Je suis prolétaire et pour moi le travail, c’est quelque chose de plus ou moins physique. On va au travail, on bosse, on rentre le soir fatigué et on dépense le salaire. C’est une vie assez simple.
Donc, déjà, bosser dans un bureau pour des gens comme moi, c’est un peu « frou frou ». Alors mentir professionnellement me semble enfantin.
C’est aussi parce qu’écrire des récits, des témoignages, c’est activer les autres muscles de l’écrivain. C’est pas du tout la même chose qu’écrire un roman. Il faut être humble face à la vérité, face aux gens surtout. Il faut les respecter. Il faut se dire, je suis censé représenter cette personne là et il faut que je m’applique. Ca fait du bien, C’est hyper dur, fatiguant, mais ça aide à respirer.
– Ton prochain travail ?
De plus en plus en Europe, il n’y a qu’un sujet, c’est le sujet du racisme, c’est le plus important. En Angleterre, ça n’a rien à voir avec la France. En Angleterre, on ne s’autorise pas à parler mal des étrangers. Le discours public est plus civilisé. C’est pas du tout le cas en France. J’ai entendu des choses incroyables. Je ne comprends pas la langue sur la race ici.
– Et ton voyage va te conduire à Marseille ?
Ici des gens m’ont dit qu’ils ne voulaient plus vivre à Marseille, parce qu’il y avait trop d’arabes. Ils l’ont dit ouvertement. Ca m’intéresse. Mais c’est surtout, parce que je connais rien de cette ville. J’arrive ici comme un enfant. Je parle la langue comme un enfant de 6 ans et cela provoque sur moi et sur les gens avec lesquels je parle, un effet assez spécial, parfois intéressant. Ils me voient me dépatouiller avec la langue et ils m’aident. C’est clair que je suis amateur. Je suis pas journaliste. Et les gens me font confiance.
– Tu te mets dans une situation d’amateur ?
Je suis amateur. J’ai des techniques de roman mais qui sont discutables. Je n’ai pas d’idée. Je crois que c’est assez utile d’arriver sur un sujet la tête vide. Si je fais le voyage pour essayer de comprendre, ça peut être intéressant. Si quelqu’un pense qu’il sait, qu’il a raison, et qu’il ne fait que constater, c’est un peu ennuyeux.
– Il y a des personnes qui travaillent sur le réel, mais qui ont toujours la nécessité de faire repasser leur langue devant.

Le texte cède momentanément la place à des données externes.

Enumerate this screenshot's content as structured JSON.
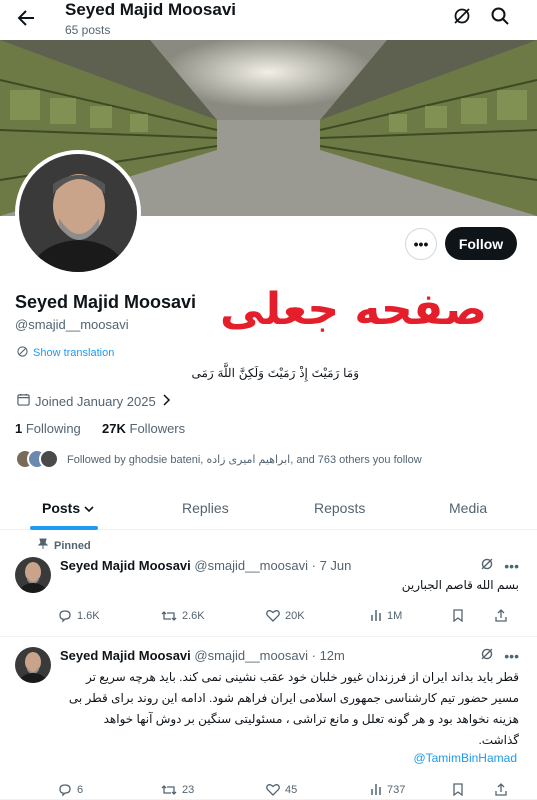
{
  "header": {
    "title": "Seyed Majid Moosavi",
    "subtitle": "65 posts"
  },
  "profile": {
    "display_name": "Seyed Majid Moosavi",
    "handle": "@smajid__moosavi",
    "stamp_text": "صفحه جعلی",
    "translate_label": "Show translation",
    "bio": "وَمَا رَمَيْتَ إِذْ رَمَيْتَ وَلَكِنَّ اللَّهَ رَمَى",
    "joined": "Joined January 2025",
    "following_count": "1",
    "following_label": "Following",
    "followers_count": "27K",
    "followers_label": "Followers",
    "followed_by": "Followed by ghodsie bateni, ابراهیم امیری زاده, and 763 others you follow",
    "more_label": "•••",
    "follow_label": "Follow"
  },
  "tabs": [
    {
      "label": "Posts"
    },
    {
      "label": "Replies"
    },
    {
      "label": "Reposts"
    },
    {
      "label": "Media"
    }
  ],
  "posts": [
    {
      "pinned_label": "Pinned",
      "name": "Seyed Majid Moosavi",
      "meta": "@smajid__moosavi · 7 Jun",
      "text": "بسم الله قاصم الجبارین",
      "replies": "1.6K",
      "reposts": "2.6K",
      "likes": "20K",
      "views": "1M"
    },
    {
      "name": "Seyed Majid Moosavi",
      "meta": "@smajid__moosavi · 12m",
      "lines": [
        "قطر باید بداند ایران از فرزندان غیور خلبان خود عقب نشینی نمی کند. باید هرچه سریع تر",
        "مسیر حضور تیم کارشناسی جمهوری اسلامی ایران فراهم شود. ادامه این روند برای قطر بی",
        "هزینه نخواهد بود و هر گونه تعلل و مانع تراشی ، مسئولیتی سنگین بر دوش آنها خواهد",
        "گذاشت."
      ],
      "mention": "@TamimBinHamad",
      "replies": "6",
      "reposts": "23",
      "likes": "45",
      "views": "737"
    }
  ],
  "icons": {
    "back": "arrow-left-icon",
    "grok": "grok-icon",
    "search": "search-icon",
    "globe": "globe-icon",
    "calendar": "calendar-icon",
    "reply": "reply-icon",
    "repost": "repost-icon",
    "like": "heart-icon",
    "views": "views-icon",
    "pin": "pin-icon",
    "share": "share-icon"
  },
  "colors": {
    "accent": "#1d9bf0",
    "stamp": "#e41e2a",
    "text": "#0f1419",
    "muted": "#536471"
  }
}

De tous les gens que j’ai rencontrés, j’ai jamais changé un mot de ce qu’ils ont dit, parce que c’était pas la peine. C’était suffisamment fort. Un écrivain va toujours être tenté de rajouter, de colorier. Quand je dis le quartier était comme ci, comme ça, là c’est moi, l’écrivain.
– Les deux espaces doivent coexister ?
Oui, et moi personnellement je n’ai jamais été tenté de présenter les gens tel qu’ils n’étaient pas. Franchement j’avais trop peur de recevoir un coup de poing…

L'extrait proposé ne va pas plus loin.